36. "Berdetak?"

138 16 0
                                    

Gerimis melanda sebagian kota sejak malam tadi membuat suasana menjadi sangat dingin sampai dini hari, tak lama disusul derasnya hujan yang turun semakin menambah dinginnya di suhu ruangan.

Sederas hujan yang turun sederas itu pula terdengar gemercik air dari bilik penghujung sana mengalihkan atensi Alila yang sejak tadi asik membaca sebuah buku ke arah seberang bersamaan diperlihatkan Izzam muncul dari dalamnya.

Helaan napas terdengar dari laki-laki berkaus hitam oblong tersebut, menatap remang atap kamar dengan sorot frustrasi.

“Baru kali ini aku makan taruhannya nyawa,” gumam Izzam.

Alila yang mendengarnya terkikik, kemudian bangkit sembari melangkah dekat kepada sang suami.

“Makanya, jangan sok-sokan makan yang pedas, kamu sih ikut-ikutan,” ujar Alila dengan tawa tersisa.

Teringat semalam Izzam begitu bersemangat menghabiskan semangkuk seblak dengan level kepedasan yang cukup tinggi. Alhasil, Izzam merasakan sakit teramat di perutnya sejak subuh tadi, berbeda dari Alila yang sudah terbiasa dan merasa baik-baik saja.

“Heran sih aku, kok, bisa kalian perempuan bisa tahan makan makanan pedas?” tutur Izzam.

Alila mengedikkan bahu tak tahu. Sembari mendekat kepada Izzam yang sudah terduduk di sofa Alila menuangkan minyak kayu putih di telapak tangannya.

“Sini,” titah Alila seraya duduk di samping sang suami.

“Apa?”

“Mau aku olesi ini,” jawab Alila, mengangkat kaus Izzam lalu dengan telaten mengoleskan minyak tersebut di permukaan perut Izzam.

Izzam sontak terkejut dengan aksi Alila membuatnya gesit menahan pergerakan tangan sang istri.

“Kenapa?” tanya Alila.

Tak menjawab, Izzam memasang ekspresi tegang dengan mata lekat menatap.

“Biar aku oles, Mas. Supaya perut kamu bisa mendingan,” kata Alila, melanjutkan aktivitas mengoleskan minyak tersebut.

Izzam tak lagi menyanggah, membiarkan Alila melakukannya sebelum.

“Coba balik badan, Mas, buka bajumu!” Alila memerintah.

Kedua kalinya Izzam melototinya, kali ini Alila balas menatap heran.

“Buat apa?” tanya Izzam.

“Punggung kamu juga kayaknya perlu dioles, siapa tahu perutmu sakit gara-gara semalaman diterpa angin jalanan terus masuk angin,” jelas Alila.

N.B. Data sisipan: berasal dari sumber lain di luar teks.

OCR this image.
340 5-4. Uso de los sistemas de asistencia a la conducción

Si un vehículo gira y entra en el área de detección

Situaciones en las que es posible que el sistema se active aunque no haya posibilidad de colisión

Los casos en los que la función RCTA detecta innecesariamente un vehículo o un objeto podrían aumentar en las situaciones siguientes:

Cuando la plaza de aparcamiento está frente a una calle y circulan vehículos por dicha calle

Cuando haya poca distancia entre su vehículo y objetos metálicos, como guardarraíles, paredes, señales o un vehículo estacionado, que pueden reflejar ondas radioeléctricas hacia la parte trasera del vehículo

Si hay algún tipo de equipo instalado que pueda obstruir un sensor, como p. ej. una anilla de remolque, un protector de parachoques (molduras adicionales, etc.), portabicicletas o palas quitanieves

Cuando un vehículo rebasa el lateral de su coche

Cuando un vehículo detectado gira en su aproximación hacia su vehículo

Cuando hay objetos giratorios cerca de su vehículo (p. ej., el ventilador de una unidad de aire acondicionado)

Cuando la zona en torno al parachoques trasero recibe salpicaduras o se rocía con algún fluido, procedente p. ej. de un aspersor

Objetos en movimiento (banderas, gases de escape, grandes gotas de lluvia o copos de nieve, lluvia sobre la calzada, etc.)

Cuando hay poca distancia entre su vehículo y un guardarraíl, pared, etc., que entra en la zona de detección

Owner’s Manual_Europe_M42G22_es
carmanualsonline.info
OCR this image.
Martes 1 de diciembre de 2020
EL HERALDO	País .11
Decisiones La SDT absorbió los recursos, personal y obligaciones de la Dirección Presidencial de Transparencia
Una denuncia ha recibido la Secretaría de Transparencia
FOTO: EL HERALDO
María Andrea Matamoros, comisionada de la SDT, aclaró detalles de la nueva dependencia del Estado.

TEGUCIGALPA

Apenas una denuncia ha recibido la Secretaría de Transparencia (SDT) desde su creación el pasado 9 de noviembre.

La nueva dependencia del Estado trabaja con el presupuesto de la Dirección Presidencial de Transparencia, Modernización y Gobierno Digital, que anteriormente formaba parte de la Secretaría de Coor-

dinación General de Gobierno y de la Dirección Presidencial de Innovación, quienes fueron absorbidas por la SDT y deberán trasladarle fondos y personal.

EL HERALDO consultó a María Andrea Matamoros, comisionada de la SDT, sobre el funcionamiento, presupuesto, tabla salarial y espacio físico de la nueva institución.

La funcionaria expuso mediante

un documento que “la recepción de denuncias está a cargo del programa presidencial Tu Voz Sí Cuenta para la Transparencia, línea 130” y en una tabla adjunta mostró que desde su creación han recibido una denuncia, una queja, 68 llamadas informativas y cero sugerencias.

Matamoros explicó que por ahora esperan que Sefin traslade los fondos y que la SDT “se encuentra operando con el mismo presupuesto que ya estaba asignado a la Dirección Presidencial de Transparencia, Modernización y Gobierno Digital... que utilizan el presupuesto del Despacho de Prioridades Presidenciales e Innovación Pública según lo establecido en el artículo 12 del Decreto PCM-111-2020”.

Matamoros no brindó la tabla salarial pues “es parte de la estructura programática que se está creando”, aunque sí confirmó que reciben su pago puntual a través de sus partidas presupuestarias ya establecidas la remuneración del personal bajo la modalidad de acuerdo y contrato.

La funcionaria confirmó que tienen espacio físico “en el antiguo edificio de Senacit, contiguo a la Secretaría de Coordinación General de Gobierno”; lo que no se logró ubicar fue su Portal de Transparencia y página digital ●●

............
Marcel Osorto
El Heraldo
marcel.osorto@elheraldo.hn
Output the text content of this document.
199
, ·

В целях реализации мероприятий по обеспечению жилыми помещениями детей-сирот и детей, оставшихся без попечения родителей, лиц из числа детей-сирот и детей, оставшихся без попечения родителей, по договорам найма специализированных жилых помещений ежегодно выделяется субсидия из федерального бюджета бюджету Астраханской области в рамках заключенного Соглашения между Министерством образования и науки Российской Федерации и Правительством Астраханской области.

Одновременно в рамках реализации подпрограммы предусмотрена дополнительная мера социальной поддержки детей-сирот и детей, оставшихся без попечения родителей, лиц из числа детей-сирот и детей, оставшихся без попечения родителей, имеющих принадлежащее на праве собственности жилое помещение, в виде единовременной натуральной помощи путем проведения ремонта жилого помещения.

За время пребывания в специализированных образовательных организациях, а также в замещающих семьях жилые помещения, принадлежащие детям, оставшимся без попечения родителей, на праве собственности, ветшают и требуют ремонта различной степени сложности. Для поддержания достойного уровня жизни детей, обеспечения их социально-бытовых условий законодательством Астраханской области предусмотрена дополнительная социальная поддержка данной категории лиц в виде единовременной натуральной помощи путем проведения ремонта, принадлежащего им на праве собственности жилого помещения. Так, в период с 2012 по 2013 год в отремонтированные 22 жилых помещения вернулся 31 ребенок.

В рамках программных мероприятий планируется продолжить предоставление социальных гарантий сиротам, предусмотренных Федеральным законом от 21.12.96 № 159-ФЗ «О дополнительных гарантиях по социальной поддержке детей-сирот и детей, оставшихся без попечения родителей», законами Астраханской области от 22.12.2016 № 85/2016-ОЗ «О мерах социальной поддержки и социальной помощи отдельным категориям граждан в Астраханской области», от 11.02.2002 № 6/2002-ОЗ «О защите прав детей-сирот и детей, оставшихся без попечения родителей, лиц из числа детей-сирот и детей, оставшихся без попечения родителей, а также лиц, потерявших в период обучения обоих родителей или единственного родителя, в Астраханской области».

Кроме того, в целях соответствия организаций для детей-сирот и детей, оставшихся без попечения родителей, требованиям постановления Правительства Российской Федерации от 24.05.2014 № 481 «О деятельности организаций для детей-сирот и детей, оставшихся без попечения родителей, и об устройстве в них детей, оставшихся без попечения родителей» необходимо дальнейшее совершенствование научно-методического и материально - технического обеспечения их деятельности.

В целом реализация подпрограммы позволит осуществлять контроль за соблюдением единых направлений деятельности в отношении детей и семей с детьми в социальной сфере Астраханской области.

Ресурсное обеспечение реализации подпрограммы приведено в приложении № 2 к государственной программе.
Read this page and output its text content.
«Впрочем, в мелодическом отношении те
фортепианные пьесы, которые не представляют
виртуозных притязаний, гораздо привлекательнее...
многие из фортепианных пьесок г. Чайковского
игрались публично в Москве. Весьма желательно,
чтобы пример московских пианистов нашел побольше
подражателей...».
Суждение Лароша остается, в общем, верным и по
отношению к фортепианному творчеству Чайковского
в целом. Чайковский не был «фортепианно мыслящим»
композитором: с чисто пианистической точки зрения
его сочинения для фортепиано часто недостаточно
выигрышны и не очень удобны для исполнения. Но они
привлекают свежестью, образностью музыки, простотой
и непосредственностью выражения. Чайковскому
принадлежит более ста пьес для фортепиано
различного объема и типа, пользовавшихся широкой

“Nggak, nggak usah,” tolak Izzam.

“Loh, kenapa? Masih untung aku mau bantuin kamu ya, Mas.”

“Aku nggak pa-pa,”

“Sini. Nggak usah malu-malu gitu,” balas Alila menarik suaminya lebih dekat.

“Aku yang harusnya heran, kok, kamu nggak ada malu-malunya?” sindir Izzam.

Alila melirik suaminya malas, lantas menjawab, “Namanya juga mau bantuin, lagian aku, kan, istri kamu.”

Izzam memiringkan kepala dengan mata memincing menatap istrinya, seulas senyuman singgah di ujung bibir Izzam tatkala melihat wajah Alila memerah mengakui statusnya barusan.

“Ya sudah, ayo!”

Alila mengerutkan kening sesaat sebelum mendapati pergerakan Izzam yang mulai membuka kaus di badan, sontak membuatnya langsung menundukkan pandangan. Entah, mendadak Alila merasa malu.